Keep your eyes on the road – and your card balance
Adding a payment system or voice assistant to a car’s dashboard raises a safety concern that has loomed large in the smartphone era – distracted driving.
Researchers at the University of Utah found in an October 2015 study that drivers needed up to 27 seconds to regain full attention after issuing commands to voice assistants. A driver traveling at 25 miles per hour would cover the length of three football fields during that time, researchers said. The study’s subjects used Microsoft’s Cortana, Apple’s Siri and Google Now on smartphones and onboard infotainment systems offered by major automakers.

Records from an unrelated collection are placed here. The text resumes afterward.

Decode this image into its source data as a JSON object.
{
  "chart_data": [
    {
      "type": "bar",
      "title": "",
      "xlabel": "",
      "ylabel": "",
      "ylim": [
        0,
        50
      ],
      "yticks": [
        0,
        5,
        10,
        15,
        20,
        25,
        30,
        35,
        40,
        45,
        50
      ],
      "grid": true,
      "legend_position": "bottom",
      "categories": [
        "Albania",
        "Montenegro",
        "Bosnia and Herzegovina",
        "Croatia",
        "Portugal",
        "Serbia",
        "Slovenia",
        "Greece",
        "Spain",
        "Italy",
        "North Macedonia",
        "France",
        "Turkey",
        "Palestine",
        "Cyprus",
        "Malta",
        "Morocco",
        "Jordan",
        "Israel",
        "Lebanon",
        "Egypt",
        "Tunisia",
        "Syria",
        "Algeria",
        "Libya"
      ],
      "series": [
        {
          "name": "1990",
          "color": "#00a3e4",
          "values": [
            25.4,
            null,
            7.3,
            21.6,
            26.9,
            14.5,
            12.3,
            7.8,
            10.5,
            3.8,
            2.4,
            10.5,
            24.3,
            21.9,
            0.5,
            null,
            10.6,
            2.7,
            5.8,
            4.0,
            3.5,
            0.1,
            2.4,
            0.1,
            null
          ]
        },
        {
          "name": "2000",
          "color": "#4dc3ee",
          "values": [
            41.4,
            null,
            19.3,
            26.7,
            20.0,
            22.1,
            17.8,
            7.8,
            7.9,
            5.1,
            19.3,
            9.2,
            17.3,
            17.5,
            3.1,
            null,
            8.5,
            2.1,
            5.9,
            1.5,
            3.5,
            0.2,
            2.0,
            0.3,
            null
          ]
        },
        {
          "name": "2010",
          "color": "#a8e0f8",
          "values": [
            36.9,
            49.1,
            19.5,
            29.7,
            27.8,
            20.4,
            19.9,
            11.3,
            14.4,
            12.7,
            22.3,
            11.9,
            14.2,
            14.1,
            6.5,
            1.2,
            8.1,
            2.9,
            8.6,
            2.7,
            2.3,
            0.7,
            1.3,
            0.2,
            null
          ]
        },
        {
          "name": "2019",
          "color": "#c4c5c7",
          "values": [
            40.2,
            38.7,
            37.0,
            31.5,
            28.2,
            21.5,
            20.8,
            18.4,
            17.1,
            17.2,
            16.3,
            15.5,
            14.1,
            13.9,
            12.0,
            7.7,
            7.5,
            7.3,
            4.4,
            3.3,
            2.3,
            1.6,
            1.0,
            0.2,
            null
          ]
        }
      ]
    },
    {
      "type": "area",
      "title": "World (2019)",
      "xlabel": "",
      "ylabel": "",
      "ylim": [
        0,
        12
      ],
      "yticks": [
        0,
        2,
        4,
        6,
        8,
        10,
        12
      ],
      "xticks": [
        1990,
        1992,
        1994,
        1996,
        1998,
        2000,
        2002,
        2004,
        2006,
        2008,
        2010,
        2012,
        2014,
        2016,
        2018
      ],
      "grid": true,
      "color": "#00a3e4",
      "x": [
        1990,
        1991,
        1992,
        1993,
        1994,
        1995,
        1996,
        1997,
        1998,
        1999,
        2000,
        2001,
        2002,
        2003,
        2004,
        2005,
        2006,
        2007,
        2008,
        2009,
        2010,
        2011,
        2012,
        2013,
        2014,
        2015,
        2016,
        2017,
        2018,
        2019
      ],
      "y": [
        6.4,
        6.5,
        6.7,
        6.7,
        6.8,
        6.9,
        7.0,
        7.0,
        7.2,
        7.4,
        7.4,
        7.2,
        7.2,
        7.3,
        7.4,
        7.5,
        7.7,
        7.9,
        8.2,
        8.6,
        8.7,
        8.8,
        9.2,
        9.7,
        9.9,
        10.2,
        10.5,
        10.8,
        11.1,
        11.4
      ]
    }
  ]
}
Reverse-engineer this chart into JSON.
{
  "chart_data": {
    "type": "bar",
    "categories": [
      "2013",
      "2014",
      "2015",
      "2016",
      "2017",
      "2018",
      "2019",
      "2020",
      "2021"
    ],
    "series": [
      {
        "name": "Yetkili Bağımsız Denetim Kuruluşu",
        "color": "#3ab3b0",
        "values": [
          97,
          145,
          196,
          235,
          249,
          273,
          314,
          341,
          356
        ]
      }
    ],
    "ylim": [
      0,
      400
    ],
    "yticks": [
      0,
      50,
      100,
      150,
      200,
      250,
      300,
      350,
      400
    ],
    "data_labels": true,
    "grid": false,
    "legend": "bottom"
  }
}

The potential risks extend beyond personal safety. Some experts think an in-car voice assistant that takes orders and encourages more spending could negatively affect consumers who are prone to shopping addiction. The impact of in-car voice assistants is not yet known, but the ease of online purchasing can encourage overspending.
Terrence Shulman, founder of the Shulman Center for Theft, Spending and Hoarding, said about 10 percent of Americans struggle with compulsive spending at some point in their lives.
“I’m not against anybody buying whatever he or she wants, but it’s no secret that people are getting more impulsive and impatient,” Shulman said. “There’s less time to consider a purchase because things are so easy.”
Cars and credit already require caution
In-car payments could revolutionize the way we travel and shop, but any exciting technological advancement has potential downsides. Shopping with credit cards and driving are two tasks that already require mindfulness and restraint. Consumers will win if dashboard payment systems don’t encourage us to let our guard down behind the wheel.